ページをめくる。そこには、未来の町並みと、彼らが一緒にプリンを食べている、子供らしい絵が描かれていた。描かれた空は、今日の空と同じ、淡い、しかし確かな色をしていた。ハルが、この町に何かを残したのだ。そう思った瞬間、アキラの脳裏に、この現象の核心が閃いた。

この町は、「記憶」の断片で織り上げられている。勤労感謝の日。感謝や追憶といった、人々の感情が強まる日に、無意識の記憶が具現化し、現実世界に干渉するのだ。ハルのスケッチブックは、彼女の強い「生きたい」という記憶と、アキラへの想いが、この町に刻んだ、唯一無二の痕跡だった。それは、彼女がアキラに遺した、メッセージ。

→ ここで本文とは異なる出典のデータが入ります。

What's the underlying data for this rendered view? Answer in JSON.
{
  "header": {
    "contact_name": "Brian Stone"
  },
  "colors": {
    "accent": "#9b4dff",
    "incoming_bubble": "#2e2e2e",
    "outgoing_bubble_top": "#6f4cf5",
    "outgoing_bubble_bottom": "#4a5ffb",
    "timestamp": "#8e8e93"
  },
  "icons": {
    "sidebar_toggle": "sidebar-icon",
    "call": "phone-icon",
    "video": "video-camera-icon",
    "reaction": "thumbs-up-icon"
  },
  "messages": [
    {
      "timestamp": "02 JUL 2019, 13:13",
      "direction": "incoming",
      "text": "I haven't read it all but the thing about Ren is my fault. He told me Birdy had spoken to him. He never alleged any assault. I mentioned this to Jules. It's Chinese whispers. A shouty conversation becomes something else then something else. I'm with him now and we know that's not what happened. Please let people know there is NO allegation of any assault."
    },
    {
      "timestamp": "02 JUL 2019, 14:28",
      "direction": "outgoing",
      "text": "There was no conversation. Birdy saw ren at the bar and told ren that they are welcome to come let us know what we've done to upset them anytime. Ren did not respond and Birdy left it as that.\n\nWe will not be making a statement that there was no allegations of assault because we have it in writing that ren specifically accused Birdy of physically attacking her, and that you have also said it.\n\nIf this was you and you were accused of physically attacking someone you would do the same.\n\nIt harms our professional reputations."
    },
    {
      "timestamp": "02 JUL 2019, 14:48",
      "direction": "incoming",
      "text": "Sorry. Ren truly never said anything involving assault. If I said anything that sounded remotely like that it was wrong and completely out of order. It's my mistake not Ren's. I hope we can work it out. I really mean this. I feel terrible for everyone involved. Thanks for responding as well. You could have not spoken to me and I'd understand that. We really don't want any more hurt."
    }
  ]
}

アキラは、この現象を「元に戻す」ことを考えなかった。むしろ、この記憶の海を漂い、ハルの残した「想い」に触れたいと思った。彼は、再び走り出した。町を一周する。ハルが描いた未来の町並みを、その目で確かめるために。

町を一周し終えたアキラが、ふと空を見上げた。雲間から、柔らかな陽の光が差し込んでいる。町は、いつもの、希薄な日常を取り戻したように見えた。プリンは買えなかった。しかし、それはもはや「買えなかった」という喪失ではなかった。ハルとの記憶、そしてこの町が持つ「記憶の力」を知った彼にとって、それは過去との繋がりを再確認する、静かな儀式となったのだ。

広大な空の下、彼の孤独は、記憶の温かさに包まれ、静かに溶けていく。彼は、この記憶の海を泳ぎながら、これからも走り続けるだろう。過ぎ去った時間の切なさ、そして記憶の温かさが、彼の胸に静かに、しかし確かに残っていた。